Türkiye to exchange quake technologies with Japan

Türkiye to exchange quake technologies with Japan

ANKARA

Türkiye will receive the quake insulator legislation from Japan and provide the country with damage assessment software in return, as the protocol between the two countries will be signed in April.

Banu Aslan, the general director of Construction Works at the Environment, Urbanization and Climate Change Ministry, briefed the parliament’s Earthquake Investigation Commission and noted that damage assessment techniques improved considerably in Türkiye, where quakes occur frequently.

Aslan stated that damage assessment works are carried out in three stages. The first stage includes obtaining data on how many teams should be formed with specially programmed UAVs or “drones” and planning accordingly, when they arrive at the quake site.

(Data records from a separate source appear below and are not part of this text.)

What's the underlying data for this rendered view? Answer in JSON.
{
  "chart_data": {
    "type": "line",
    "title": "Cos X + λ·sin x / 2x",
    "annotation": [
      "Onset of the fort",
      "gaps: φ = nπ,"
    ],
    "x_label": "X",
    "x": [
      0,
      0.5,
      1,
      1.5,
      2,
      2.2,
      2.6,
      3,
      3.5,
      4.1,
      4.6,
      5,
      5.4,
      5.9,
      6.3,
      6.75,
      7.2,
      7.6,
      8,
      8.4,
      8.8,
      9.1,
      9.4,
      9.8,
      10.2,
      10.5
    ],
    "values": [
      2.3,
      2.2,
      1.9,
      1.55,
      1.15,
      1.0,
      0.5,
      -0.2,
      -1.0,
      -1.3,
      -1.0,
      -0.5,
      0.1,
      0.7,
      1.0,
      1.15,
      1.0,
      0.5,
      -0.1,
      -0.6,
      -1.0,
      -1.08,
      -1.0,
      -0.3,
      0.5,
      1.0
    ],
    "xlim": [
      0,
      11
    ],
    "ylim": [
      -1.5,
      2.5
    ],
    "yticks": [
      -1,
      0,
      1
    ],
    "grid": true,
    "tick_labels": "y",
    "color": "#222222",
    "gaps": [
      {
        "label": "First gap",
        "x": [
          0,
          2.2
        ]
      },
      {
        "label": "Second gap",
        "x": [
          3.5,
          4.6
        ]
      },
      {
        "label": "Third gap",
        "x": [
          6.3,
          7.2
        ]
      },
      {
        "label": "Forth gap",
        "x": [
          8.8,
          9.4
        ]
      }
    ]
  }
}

These are not just regular drones that can render images, as they can detect the slope and the size of the cracks and assign their coordinates, Aslan added.

In the second stage, teams of engineers and architects enter each building and carry out damage assessment works.

In the third stage, mass inspection is carried out with experimental devices. The Disaster and Emergency Management Presidency (AFAD) is immediately informed as devices detect the structures that are bent or at risk of displacement due to aftershocks, Aslan said.

She also noted that they have received international awards for their screening method, referred to as the “Türkiye method.”

She stated that the damage assessment system, which was first implemented in 2016, has become a model for the rest of the world as well.

She also said that the Electronic Concrete Monitoring System (EBİS) attracted the interest of countries across the globe.

They have signed protocols with eight countries so far, and Japan is going to be the next one, Aslan added.